As your children age, they become more independent and require less assistance from their parents. They also have their own lives away from home that will impact how often they’re available for time-sharing visits with their noncustodial parent. Once your parenting plan is filed with the court system, it may seem written in stone, but adding flexibility to your plan is as simple as including stipulations allowing for occasional last-minute changes.
10 Tips for Creating a Flexible Parenting Plan
Creating a new parenting plan or updating your old one doesn’t have to be complicated. Finding a plan that works for everyone while giving your child the structure and flexibility they need can be achieved with the right balance of cooperation and negotiation.
Here are 10 tips for creating a flexible and long-lasting parenting plan:
- Create an open dialogue that focuses on respect and cooperative decision making
- Look for ways everyone’s schedule can be considered, including your older children
- Get buy-in from your children and acknowledgment about rules and expectations
- Don’t put your children in situations where they have to choose between spending time with a parent and doing something fun with another parent; always respect each parent’s visitation time.

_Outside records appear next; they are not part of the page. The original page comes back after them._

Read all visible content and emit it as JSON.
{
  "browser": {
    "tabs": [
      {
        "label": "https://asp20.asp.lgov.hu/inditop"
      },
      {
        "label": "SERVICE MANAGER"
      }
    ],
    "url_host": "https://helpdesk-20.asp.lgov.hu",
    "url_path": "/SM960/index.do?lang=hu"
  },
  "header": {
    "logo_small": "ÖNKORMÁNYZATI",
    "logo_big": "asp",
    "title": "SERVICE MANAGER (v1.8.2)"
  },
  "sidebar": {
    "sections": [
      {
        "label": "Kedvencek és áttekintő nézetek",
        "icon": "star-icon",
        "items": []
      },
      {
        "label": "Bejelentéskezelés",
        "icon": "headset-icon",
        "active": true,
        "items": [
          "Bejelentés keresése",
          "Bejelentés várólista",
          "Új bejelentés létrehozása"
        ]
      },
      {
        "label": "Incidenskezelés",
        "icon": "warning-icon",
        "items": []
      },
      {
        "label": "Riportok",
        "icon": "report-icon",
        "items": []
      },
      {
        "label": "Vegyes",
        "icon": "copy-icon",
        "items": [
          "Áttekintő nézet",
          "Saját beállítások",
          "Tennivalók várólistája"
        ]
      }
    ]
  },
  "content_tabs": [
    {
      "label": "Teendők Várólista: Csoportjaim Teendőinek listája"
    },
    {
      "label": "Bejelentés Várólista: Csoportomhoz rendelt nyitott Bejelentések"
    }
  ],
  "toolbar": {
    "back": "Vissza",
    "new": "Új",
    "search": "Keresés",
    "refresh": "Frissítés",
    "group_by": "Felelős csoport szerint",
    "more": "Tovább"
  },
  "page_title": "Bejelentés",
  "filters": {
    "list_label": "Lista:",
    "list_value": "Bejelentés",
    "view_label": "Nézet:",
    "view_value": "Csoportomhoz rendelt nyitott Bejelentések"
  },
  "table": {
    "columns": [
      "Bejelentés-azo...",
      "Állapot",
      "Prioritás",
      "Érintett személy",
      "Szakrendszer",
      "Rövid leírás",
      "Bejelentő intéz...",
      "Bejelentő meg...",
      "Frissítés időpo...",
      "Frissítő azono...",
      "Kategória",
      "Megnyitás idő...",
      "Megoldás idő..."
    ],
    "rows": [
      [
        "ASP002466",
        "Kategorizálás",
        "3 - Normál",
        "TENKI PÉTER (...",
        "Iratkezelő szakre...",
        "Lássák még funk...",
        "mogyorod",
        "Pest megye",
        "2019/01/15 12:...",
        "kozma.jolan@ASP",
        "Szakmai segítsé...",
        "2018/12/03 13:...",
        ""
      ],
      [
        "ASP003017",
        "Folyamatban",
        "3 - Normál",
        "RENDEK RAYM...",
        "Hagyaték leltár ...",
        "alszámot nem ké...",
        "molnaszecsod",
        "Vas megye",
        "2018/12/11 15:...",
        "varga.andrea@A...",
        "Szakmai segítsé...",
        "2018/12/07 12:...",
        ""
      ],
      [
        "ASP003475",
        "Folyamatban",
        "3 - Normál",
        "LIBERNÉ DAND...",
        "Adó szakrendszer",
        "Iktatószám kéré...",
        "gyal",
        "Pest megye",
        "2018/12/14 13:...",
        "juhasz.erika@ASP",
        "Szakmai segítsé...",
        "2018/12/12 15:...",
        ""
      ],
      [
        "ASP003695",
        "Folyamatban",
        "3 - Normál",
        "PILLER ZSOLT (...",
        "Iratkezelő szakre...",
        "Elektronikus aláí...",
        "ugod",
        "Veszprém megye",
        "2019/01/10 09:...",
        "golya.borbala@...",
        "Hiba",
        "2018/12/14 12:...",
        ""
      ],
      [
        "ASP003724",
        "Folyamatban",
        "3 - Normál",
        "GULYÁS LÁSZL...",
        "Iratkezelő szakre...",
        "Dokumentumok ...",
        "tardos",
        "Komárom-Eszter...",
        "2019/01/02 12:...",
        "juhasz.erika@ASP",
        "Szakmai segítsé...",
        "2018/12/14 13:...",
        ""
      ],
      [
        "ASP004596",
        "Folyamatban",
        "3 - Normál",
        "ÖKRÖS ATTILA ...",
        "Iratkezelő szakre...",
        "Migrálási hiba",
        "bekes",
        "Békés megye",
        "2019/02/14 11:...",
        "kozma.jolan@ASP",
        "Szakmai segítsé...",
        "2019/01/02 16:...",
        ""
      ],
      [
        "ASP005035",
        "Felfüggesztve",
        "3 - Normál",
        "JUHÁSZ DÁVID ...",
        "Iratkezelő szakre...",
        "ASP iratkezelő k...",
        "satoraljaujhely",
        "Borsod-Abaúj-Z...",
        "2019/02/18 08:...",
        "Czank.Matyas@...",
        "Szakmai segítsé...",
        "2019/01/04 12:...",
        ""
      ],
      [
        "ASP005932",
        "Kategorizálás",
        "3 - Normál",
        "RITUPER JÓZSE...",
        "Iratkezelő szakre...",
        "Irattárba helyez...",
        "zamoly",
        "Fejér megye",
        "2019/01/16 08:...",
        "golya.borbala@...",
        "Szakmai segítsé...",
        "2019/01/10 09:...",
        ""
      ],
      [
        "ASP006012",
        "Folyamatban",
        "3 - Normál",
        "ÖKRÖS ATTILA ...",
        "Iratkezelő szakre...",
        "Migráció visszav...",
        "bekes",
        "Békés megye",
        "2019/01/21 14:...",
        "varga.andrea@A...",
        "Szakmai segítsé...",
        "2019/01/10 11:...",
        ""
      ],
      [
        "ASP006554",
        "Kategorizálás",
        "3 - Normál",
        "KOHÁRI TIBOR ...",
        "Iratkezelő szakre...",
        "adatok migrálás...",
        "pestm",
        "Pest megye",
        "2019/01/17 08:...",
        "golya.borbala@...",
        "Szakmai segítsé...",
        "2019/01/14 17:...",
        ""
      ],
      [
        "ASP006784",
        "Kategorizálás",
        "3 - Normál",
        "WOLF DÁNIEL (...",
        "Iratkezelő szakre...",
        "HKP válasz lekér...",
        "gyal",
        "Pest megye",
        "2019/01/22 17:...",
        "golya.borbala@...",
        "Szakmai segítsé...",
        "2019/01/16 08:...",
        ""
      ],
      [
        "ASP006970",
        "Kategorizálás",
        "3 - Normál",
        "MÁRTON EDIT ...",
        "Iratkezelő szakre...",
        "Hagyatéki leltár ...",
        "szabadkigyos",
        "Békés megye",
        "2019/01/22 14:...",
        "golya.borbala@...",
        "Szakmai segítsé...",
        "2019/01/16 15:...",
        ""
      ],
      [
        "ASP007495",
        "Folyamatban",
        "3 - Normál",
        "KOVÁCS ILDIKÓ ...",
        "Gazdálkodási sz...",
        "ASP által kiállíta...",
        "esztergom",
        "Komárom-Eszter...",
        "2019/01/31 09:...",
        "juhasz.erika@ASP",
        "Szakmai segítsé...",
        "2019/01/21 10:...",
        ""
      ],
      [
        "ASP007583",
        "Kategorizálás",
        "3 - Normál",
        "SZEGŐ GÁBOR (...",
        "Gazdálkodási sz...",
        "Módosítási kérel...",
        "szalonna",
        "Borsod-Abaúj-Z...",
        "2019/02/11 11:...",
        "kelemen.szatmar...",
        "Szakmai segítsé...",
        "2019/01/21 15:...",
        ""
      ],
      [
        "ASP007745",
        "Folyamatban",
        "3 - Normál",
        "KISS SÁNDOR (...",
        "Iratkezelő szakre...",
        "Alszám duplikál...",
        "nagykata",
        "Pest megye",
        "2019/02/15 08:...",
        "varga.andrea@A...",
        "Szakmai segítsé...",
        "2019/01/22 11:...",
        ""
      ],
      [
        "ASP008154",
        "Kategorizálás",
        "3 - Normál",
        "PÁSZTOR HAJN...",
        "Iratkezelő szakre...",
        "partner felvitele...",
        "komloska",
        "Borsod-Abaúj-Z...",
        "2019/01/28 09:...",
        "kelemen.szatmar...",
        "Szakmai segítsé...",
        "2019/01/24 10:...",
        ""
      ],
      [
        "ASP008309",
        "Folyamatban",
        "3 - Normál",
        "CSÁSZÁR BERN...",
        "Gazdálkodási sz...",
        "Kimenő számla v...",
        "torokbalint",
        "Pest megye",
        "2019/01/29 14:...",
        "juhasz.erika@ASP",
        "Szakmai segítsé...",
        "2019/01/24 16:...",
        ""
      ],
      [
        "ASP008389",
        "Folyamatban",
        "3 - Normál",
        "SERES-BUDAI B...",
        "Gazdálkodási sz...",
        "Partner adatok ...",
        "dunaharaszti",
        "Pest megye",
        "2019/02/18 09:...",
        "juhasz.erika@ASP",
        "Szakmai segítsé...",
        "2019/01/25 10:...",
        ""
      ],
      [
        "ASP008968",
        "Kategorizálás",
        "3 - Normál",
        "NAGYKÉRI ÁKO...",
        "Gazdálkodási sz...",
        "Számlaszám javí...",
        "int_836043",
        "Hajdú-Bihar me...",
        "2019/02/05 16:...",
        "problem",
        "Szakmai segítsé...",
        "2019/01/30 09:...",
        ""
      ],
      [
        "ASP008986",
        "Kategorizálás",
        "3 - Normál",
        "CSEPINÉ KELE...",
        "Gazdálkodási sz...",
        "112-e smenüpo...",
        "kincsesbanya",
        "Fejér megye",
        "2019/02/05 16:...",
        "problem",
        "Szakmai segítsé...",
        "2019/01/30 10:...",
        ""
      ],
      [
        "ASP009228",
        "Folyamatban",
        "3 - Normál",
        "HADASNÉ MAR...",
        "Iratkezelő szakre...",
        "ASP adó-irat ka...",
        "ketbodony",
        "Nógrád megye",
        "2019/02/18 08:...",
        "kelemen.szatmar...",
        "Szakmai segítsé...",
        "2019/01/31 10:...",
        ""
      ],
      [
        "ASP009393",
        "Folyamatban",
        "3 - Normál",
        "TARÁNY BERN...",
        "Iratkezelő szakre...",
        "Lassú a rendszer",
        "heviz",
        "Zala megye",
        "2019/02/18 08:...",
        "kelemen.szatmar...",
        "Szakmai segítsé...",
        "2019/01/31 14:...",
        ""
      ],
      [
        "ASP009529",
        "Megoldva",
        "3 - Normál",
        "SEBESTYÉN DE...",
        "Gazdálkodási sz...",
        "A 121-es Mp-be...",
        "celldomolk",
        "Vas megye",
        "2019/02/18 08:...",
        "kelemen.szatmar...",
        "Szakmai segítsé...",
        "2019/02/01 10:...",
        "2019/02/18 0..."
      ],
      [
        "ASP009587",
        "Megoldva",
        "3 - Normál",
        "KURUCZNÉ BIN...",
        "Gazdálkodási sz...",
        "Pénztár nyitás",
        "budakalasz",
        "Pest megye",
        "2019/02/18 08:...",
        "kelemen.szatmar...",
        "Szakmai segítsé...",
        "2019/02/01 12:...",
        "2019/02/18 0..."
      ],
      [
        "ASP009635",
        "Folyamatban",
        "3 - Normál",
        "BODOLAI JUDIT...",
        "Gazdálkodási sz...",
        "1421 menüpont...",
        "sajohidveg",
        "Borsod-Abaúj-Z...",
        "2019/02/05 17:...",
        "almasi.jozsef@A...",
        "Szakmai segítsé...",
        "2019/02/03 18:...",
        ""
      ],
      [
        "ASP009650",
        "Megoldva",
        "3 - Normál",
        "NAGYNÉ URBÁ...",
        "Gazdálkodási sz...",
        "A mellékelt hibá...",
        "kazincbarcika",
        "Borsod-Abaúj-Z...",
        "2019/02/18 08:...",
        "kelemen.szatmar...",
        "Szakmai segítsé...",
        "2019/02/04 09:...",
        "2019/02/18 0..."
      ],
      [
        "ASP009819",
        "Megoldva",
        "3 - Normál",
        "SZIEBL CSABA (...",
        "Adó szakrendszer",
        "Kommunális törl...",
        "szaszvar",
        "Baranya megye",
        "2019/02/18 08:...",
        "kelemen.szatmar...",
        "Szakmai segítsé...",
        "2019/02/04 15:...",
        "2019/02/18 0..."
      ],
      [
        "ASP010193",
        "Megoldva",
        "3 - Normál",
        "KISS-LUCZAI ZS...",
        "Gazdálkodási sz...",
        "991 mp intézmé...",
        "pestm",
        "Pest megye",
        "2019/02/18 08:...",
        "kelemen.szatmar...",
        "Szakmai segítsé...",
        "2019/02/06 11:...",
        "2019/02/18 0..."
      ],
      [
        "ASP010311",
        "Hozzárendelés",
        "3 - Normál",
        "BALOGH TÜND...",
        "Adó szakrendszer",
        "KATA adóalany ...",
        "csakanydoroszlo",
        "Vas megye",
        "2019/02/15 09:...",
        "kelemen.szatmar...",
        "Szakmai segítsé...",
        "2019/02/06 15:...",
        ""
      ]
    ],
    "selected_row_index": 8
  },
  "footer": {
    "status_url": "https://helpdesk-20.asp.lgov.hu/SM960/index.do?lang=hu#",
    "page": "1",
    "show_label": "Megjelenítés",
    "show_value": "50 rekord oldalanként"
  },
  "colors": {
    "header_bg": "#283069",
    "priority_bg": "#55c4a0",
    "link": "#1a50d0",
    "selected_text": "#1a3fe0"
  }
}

- Promote stability by providing supportive, communicative one on one time with each child
- Factor in time for conversations that help you each catch up with what’s happening in the lives of your children when they are with the other parent
- Built time for extended family into your parenting plan so visits don’t disrupt the schedule
- When one parent has obligations that require missing visitations, encourage video conferencing and phone calls to keep the spirit of the parenting plan in place
- Don’t immediately assume the worse of your co-parent; assume they have your children’s best interest at heart until you have reason to believe otherwise
- Never burden your children with the responsibility of communicating changes and updates to your co-parent
When to Ask for a New Court Order
If your parenting plan needs major changes, you may need to file a change with family court. Only you and your co-parent know if you are capable of adhering to an unofficial agreement. If you and your co-parent agree to all the proposed changes, you can sign an agreement and file it with the court without an additional hearing. A family law attorney can help you draft an official agreement to ensure you include all the necessary details the court will need to approve your request. If you need to make changes to your agreement and your co-parent doesn’t agree, then you’d likely need to consider working with a lawyer to prepare for a hearing to present changes to your custody order. The hearing will give you the opportunity to prove your proposed changes are what’s best for the child or that you are changing to evolve to new dynamics within your family or your co-parent’s family.
Family court is devoted to the care and concern of dependent individuals. If you need a hearing to change your custody order, it would be ideal if you and your co-parent could reach an agreement in order to save your family time and money. But, the best course of action is what provides the most stable environment for your children.